Former federal energy minister Martin Ferguson was appointed chair of new advisory group APPEA (“the voice of Australia’s oil and gas industry”) in October, barely six months after he stepped down from his cabinet post and only weeks after retiring from Parliament — flouting the 18-month cooling-off period required of ex-ministers under the lobbying code of conduct. Ferguson had a dig at his erstwhile NSW Labor colleagues for “parroting the lines of the Greens and showing itself to be completely irrelevant to the debate”, urging Premier Barry O’Farrell to break “the impasse preventing the development of the state’s abundant gas resources to put downward pressure on rising prices”.
The ABC’s fact checkers concluded Macfarlane’s alarming claims about a NSW gas shortage were “unverifiable”. They were way too generous. The claims are rubbish, designed to confuse the public. Here’s what they’re not telling you:
* No one is going to run out of gas; * Developing CSG in NSW won’t lower rising gas prices; * It’s too late anyway for NSW CSG to ease the current uncertainty affecting gas markets; and * There are plenty of alternative sources of supply for NSW.
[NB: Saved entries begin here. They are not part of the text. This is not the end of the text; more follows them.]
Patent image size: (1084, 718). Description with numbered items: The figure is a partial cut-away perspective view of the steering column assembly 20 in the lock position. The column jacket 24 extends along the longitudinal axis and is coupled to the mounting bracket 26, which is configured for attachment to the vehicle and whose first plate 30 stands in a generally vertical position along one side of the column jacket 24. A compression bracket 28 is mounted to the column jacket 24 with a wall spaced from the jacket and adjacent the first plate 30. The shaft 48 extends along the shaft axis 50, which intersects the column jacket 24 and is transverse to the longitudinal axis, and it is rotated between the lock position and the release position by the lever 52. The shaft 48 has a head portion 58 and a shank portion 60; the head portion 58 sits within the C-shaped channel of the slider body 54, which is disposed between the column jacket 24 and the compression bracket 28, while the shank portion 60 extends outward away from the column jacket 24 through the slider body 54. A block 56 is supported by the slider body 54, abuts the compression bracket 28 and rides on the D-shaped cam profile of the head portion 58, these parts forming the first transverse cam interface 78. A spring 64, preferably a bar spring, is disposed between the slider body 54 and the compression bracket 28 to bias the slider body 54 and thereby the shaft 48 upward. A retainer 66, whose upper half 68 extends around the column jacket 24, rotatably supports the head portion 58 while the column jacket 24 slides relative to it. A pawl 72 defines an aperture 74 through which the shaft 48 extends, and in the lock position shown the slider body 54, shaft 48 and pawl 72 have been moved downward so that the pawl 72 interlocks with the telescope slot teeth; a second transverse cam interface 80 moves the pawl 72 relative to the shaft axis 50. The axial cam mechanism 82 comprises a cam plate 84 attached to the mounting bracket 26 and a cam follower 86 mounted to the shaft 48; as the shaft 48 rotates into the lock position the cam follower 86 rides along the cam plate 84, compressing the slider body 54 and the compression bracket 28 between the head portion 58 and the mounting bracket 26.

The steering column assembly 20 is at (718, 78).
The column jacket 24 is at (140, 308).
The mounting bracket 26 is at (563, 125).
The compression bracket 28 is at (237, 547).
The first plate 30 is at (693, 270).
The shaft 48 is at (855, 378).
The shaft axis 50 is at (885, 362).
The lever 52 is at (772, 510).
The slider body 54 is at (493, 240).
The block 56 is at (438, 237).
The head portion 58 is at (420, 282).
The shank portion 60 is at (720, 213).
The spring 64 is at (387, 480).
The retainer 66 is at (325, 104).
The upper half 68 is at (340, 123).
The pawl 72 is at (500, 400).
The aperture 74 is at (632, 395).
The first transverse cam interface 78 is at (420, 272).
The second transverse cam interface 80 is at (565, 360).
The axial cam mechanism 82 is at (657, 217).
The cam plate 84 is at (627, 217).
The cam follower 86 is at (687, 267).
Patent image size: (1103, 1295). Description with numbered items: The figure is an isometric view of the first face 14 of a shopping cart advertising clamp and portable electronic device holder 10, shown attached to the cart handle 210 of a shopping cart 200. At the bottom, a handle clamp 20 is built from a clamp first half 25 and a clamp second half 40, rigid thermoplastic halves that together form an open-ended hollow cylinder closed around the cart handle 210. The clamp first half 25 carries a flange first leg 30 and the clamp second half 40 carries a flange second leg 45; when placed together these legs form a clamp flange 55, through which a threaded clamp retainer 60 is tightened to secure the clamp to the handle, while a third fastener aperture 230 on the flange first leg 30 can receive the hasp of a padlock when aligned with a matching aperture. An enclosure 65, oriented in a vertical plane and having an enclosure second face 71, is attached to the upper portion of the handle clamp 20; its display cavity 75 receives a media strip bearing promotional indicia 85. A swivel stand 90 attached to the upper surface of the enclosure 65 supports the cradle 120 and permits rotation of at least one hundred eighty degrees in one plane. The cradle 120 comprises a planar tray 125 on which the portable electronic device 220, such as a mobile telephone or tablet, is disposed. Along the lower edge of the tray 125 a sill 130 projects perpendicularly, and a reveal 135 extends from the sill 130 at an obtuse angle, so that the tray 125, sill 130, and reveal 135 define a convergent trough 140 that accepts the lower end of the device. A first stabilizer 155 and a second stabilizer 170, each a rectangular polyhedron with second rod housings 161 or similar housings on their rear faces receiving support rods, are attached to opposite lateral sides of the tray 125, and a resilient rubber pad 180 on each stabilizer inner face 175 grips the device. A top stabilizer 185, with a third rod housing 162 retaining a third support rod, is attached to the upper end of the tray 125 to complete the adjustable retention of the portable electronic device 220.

Australia has an incredible amount of gas; we’re about to overtake Qatar to become the world’s largest exporter of liquefied natural gas. Between Western Australia, the Northern Territory and Queensland, seven LNG projects worth more than $200 billion are on the go.
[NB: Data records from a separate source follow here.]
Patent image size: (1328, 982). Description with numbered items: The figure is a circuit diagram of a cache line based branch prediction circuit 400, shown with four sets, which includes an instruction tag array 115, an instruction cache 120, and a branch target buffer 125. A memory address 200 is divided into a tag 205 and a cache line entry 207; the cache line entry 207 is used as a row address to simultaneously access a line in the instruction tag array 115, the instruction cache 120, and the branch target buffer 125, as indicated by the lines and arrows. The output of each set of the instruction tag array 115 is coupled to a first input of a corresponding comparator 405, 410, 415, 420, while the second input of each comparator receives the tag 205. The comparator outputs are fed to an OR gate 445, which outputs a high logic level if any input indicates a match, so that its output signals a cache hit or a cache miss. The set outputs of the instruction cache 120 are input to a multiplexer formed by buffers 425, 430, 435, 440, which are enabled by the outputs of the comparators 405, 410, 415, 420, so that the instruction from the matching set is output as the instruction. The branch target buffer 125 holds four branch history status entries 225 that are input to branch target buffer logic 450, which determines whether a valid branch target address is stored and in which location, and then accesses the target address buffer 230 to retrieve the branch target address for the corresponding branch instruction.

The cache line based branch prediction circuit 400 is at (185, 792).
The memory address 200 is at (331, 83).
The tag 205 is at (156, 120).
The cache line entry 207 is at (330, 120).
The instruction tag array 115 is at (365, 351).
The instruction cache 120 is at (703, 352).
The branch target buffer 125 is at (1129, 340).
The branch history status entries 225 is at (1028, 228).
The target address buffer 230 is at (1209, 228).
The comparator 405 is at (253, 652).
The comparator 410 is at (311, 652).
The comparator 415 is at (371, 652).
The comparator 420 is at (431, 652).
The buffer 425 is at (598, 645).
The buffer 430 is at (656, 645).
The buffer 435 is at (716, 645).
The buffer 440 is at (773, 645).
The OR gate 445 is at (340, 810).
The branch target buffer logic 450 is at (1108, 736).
The chart above shows three seriously big gas resources that supply the southern and eastern states: the massive coal seam gas in Queensland’s Bowen and Surat basins (41620PJ), plus conventional gas in the Gippsland Basin (3890PJ) and the Cooper Basin (1835PJ). Not shown but certainly exercising the mind of investors is a vast potential resource of tight and shale gas in the Cooper Basin — which may turn out to be bigger than CSG in Queensland, and which oil majors like Chevron and BG Group are scrambling to invest in. By comparison, the coal seam gas discovered in NSW is significant, but no game-changer: Santos has 1426PJ in the Gunnedah Basin, which accounts for half the state’s known reserves.
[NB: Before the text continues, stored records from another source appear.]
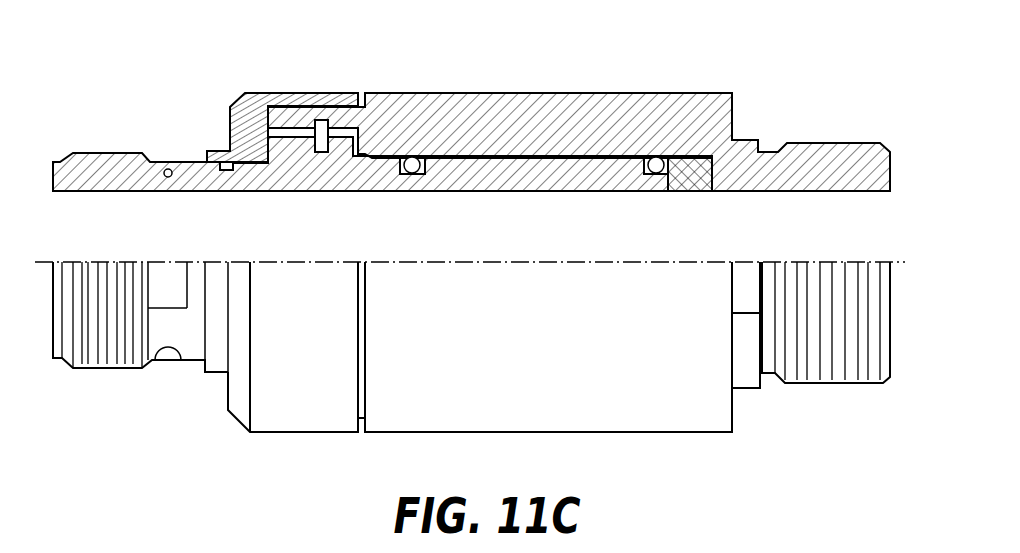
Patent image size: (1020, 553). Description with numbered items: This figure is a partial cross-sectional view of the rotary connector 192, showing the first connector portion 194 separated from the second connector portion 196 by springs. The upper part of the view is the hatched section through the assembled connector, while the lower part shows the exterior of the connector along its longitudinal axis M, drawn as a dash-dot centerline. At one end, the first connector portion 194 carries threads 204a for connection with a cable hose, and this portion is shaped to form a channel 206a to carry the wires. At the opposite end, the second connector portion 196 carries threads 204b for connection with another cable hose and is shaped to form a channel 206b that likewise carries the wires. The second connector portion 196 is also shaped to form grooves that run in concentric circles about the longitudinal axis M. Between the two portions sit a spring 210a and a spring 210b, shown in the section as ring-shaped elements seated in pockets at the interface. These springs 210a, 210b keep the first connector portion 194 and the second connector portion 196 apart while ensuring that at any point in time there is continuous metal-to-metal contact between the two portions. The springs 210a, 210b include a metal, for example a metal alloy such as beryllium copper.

The valve assembly 192 is at (471, 129).
The first connector portion 194 is at (403, 92).
The second connector portion 196 is at (295, 92).
The spring 210a is at (411, 172).
The spring 210b is at (657, 172).
The channel 206a is at (777, 242).
The channel 206b is at (268, 238).
The threads 204a is at (842, 385).
The threads 204b is at (100, 370).
The longitudinal axis M is at (520, 263).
Overall, there is no doubt Australia has enough gas in the ground to supply both the domestic and export markets. As a country we can afford to think strategically, pick and choose which gas fields we develop, and in what order.
As the Australian Energy Market Operator found last year, if there’s one place in Australia susceptible to shortage it’s Gladstone in Queensland. That’s where three massive LNG export projects operated by BG, Santos and Origin Energy are about to treble gas demand in eastern Australia — ultimately representing some 80% of total gas demand in the eastern market — once they begin to come online later this year. By exposing the domestic market to higher international LNG prices of around $14-15 a gigajoule (which are geared to the oil price), the LNG projects are going to double domestic wholesale gas prices, from around $3-4/GJ to $8-10/GJ and higher, inevitably pushing up retail prices (as NSW saw last week).
The three big projects in Gladstone were approved quickly in 2010 and 2011 — without any strategic consideration of the impact on the domestic gas market — in a rush to sign lucrative contracts with buyers in Asia. It’s a bold experiment; the world’s first attempt to convert coal seam gas into LNG for export. Nobody knows yet if the thousands of CSG wells required to feed the six big LNG liquefaction units (or “trains”) under construction — each one consuming roughly as much gas each year as say Queensland or Victoria, so adding six new states’ worth of demand to the network — can be drilled fast enough, and will flow enough gas for long enough, to fulfil those contractual commitments.